La réforme pionniers-rangers, en effet, ne concernait pas la Route mais, en 1964, celle-ci est très affaiblie. Il n’y a pratiquement plus d’uniforme, les effectifs de la branche sont maigres et, à partir de 1966, le commissaire national Philippe Warnier introduit une série de mesures qui jettent le trouble : mixité, retour du discours politique, abandon complet de tout uniforme, mais aussi de l’aventure sportive… Quand il part, il n’est pas remplacé, et les événements de mai 68 achèvent de disperser les clans. […]

Mais certains avaient connu des clans fonctionnant avec de vrais services, de l’aventure et une vie spirituelle nourrie. Le groupe Saint Louis de Paris, le plus important des groupes fondateurs des SUF, avait en 1971 un clan actif, qui vivait une Route équilibrée.

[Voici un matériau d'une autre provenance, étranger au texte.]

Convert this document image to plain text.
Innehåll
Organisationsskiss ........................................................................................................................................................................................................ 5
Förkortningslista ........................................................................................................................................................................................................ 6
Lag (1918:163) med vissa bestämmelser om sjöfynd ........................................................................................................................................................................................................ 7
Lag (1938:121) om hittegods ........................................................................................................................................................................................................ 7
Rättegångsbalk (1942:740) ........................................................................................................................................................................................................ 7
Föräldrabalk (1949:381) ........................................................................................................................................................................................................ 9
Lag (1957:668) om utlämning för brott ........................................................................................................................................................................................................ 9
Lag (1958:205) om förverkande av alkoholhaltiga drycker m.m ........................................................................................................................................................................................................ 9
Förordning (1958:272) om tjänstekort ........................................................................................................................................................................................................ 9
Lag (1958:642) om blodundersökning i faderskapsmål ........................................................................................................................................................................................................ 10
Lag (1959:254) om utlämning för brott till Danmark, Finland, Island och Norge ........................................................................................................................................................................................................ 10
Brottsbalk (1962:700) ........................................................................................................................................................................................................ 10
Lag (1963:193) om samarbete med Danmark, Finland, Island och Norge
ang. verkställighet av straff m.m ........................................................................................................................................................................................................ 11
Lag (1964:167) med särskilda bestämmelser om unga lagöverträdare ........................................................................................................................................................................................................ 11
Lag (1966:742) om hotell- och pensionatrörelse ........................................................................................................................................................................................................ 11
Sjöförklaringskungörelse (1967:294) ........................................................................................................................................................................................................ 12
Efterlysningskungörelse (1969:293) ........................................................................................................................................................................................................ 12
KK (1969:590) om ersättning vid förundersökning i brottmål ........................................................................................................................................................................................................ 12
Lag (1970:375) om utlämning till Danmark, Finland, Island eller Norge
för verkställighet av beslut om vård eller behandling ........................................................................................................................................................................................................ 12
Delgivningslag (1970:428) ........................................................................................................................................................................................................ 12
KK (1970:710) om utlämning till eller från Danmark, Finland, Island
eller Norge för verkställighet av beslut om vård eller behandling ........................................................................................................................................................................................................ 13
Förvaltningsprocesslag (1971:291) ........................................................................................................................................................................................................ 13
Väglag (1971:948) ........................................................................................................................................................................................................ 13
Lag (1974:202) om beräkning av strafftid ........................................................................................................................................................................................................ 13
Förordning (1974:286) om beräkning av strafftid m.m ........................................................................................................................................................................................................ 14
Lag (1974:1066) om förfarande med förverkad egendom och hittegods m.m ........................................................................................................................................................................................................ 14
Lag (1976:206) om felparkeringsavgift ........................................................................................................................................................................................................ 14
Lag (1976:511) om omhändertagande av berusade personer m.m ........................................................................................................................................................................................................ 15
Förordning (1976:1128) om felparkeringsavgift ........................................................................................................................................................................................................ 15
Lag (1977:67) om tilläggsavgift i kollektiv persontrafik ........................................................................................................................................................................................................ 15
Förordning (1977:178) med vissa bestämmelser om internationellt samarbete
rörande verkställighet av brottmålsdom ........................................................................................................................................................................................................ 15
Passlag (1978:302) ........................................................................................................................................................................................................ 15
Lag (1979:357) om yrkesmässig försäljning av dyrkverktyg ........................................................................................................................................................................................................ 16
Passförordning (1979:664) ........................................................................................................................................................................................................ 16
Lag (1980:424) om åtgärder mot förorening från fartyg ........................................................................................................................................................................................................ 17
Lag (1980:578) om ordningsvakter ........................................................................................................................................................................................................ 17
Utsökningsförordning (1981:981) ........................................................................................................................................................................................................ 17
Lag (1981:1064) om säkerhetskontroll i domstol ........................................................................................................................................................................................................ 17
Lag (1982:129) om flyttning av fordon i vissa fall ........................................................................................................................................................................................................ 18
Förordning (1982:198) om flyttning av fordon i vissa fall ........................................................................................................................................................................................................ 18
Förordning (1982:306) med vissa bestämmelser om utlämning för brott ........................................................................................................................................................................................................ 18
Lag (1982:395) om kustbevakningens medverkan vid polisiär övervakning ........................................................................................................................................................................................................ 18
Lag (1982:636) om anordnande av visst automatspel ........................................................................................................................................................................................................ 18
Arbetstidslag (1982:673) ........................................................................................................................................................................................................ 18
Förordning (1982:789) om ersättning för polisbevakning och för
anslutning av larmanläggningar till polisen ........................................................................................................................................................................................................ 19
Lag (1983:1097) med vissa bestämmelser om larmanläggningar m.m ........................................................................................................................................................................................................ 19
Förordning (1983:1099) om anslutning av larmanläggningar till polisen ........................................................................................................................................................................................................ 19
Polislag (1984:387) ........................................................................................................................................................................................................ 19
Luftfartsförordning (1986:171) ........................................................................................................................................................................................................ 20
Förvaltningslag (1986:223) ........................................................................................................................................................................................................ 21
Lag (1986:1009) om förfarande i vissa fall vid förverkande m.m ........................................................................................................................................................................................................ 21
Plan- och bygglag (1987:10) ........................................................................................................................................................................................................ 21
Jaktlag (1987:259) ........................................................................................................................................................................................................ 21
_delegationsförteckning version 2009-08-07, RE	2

Extrait d’un entretien avec le frère Yves Combeau, o.p.

Citations

« Une des grandes grâces de notre vie scoute, écrit le père Forestier, a été de retrouver l’Evangile. Il y a trente ans [nous sommes en 1948], c’était un livre tombé en déshérence. Les catholiques pieux ne connaissaient guère d’autres lectures que L’Imitation […] On parlait plus de devoir de conscience, d’ordre, de Providence que d’une Personne vivante à aimer.

Ce sera le mérite inoubliable du père Doncœur d’avoir mis nos incertitudes de premiers routiers, nos recherches, nos doutes au contact direct du Christ, dans l’évangile de saint Jean. »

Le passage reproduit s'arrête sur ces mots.